“Nature bats last, and right now nature is batting really hard” is a phrase that continually reverberates for Charity Sr. Paula Gonzalez -- often in relation to climate change, but lately due to an Ohio legislative push against clean energy measures.
The 81-year old Cincinnati sister repeated the observation in regard to Senate Bill 310, legislation passed by that chamber May 8 that would place a two-year freeze on the Buckeye State’s clean energy standards. The House Public Utilities Committee delayed a vote Wednesday on the bill until next week.
“It’s tragic,” said Gonzalez, who in 1991 founded EarthConnection -- an energy-efficient ecological teaching center. “Ohio has had one of the best clean energy proposals in the country, and during the next two decades there could be many jobs available in renewable energy.”
The state’s clean energy sector provides 25,000 jobs, and has saved consumers more than $1 billion in utility costs, noted Dick Munson, director of Midwest Clean Energy for the Environmental Defense Fund, in an op-ed piece in Forbes magazine. He also said the standards have received backing from several of the state’s largest companies, including Honda and Whirlpool, and the Ohio Manufacturers Association.

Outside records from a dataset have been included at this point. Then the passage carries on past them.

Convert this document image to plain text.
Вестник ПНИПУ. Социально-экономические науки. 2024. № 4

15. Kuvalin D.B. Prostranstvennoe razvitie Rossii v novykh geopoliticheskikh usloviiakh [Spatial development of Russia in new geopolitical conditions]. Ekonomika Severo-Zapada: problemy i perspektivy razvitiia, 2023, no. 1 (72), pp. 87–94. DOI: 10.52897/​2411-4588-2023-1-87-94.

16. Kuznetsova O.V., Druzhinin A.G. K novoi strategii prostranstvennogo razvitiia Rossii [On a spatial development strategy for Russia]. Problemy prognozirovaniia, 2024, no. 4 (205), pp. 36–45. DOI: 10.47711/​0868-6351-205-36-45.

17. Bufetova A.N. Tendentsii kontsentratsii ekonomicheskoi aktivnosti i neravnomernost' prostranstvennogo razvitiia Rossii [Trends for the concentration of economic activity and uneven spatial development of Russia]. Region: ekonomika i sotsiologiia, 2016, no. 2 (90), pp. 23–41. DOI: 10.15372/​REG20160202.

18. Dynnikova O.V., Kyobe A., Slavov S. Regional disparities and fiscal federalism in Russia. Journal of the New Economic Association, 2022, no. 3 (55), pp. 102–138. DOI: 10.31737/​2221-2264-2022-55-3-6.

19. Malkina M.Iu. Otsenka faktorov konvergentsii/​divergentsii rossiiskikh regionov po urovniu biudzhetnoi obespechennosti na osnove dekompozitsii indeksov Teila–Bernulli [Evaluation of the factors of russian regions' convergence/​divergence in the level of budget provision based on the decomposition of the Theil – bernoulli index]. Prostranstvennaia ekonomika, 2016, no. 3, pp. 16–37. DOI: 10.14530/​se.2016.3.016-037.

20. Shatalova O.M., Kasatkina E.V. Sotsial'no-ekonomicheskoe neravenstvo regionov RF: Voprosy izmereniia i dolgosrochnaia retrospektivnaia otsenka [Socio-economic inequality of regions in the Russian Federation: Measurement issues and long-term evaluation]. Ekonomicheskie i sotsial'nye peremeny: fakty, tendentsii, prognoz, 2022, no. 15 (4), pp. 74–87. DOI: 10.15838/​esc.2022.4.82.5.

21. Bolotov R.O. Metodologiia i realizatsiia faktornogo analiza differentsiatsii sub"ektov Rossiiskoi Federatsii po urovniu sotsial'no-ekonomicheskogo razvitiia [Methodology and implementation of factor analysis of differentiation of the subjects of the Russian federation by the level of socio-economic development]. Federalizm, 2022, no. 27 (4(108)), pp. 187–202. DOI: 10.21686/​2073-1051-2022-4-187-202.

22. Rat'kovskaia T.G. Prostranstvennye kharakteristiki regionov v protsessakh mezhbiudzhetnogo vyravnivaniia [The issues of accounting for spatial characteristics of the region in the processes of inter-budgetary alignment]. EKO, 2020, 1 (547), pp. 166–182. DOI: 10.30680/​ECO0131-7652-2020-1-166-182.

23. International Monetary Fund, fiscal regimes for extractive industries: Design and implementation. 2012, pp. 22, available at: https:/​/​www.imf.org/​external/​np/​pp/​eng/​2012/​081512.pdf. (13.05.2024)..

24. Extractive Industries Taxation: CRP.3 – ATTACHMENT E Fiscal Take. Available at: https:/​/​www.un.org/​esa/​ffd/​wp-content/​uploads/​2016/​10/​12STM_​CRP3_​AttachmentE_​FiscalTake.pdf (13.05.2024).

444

Introduced by a group of six Republican senators, including Senate President Keith Faber, SB 310 would idle the state’s clean energy standards, lift requirements that half of renewable energy be generated in-state, and order a 13-member committee to evaluate their usefulness.
Enacted in 2008, the standards mandated that a quarter of the state’s electricity supply come from alternative energy sources by 2025, with at least half from renewable and solar sources. The legislation outlined a gradual ladder to achieve that goal, increasing a percentage point each year from 2014 to 2025.
If SB 310 passes, the required renewable portfolio would hold at 2014 levels (2.5 percent) until 2017, at which point it would scale up to the forecasted 2015 benchmarks (3.5 percent), rather than the 5.5 percent originally outlined. It would also push back achieving the 12.5-percent goal until 2027.
The Ohio Sierra Club chapter predicted that the bill would add $150 to consumers’ electric bills, while at the same time, allowing Ohio utilities to see millions in increased revenues from burning fossil fuels, at clean energy’s expense.
The Ohio legislation comes as part of a concerted campaign to roll back similar green laws in 18 states, The Washington Post reported in April. According to the article, the effort is “prodded by industry and advocacy groups eager to curtail regulations aimed at curbing greenhouse gases,” including the U.S. Chamber of Commerce, the National Association of Manufacturers and the Koch brothers.
Evidence suggests that the standards have so far worked in reducing pollution. Trish Demeter, managing director of the energy and clean air program of the Ohio Environmental Council, told NCR that the council found in 2013 the standards helped reduce greenhouse gases by more than a million tons, and smog-forming nitrogen oxides by more than 940 tons. Increased focus on renewable sources could see those cuts grow more.
Religious voices have also spoken out on SB 310. On Wednesday, a coalition of religious leaders called for Ohio Gov. John Kasich to veto the bill should it arrive at his desk. The group included Sr. Leanne Jablonski, director of the Marianist Environmental Education Center in Dayton.
In a two-page reflection, the Ohio Catholic bishops voiced their support of alternative energy and conservation efforts with an aim toward calls to care for God’s creation.
“We are not advocating for specific benchmarks for alternative energy sources and incentives. However, we encourage the Ohio General Assembly to pursue reasonable and effective initiatives for energy efficiency and to develop alternate renewable and clean-energy resources,” the bishops said.
While supporting a study of the energy mandates, they asked state legislators “to prayerfully consider if it would be more prudent” to not enact a freeze while a study occurs.
An accompanying letter from the Catholic Conference of Ohio noted that the current energy portfolio standards have led to improved energy efficiency in churches and individual homes.
Lutheran leaders have also spoken out, including Rev. Rick Barger, president of Trinity Lutheran Seminary in Columbus, and the Rev. Marcus Lorhmann, bishop of the northwestern Ohio synod of the Evangelical Lutheran Church in America. Both wrote in April to Senate president Faber, a fellow Lutheran, asking him to abandon the bill.
A third Lutheran, the Rev. Lisa Dahill, an associate professor at Trinity Seminary, told the Cleveland Plain Dealer that the current fossil-fuel based economy has made humans “un-creators of God’s original creation.”
“We are quite clearly enacting on a global scale what Judas did in the New Testament, namely sacrificing the life of the world for 30 pieces of silver, for a very short term economic gain,” she said.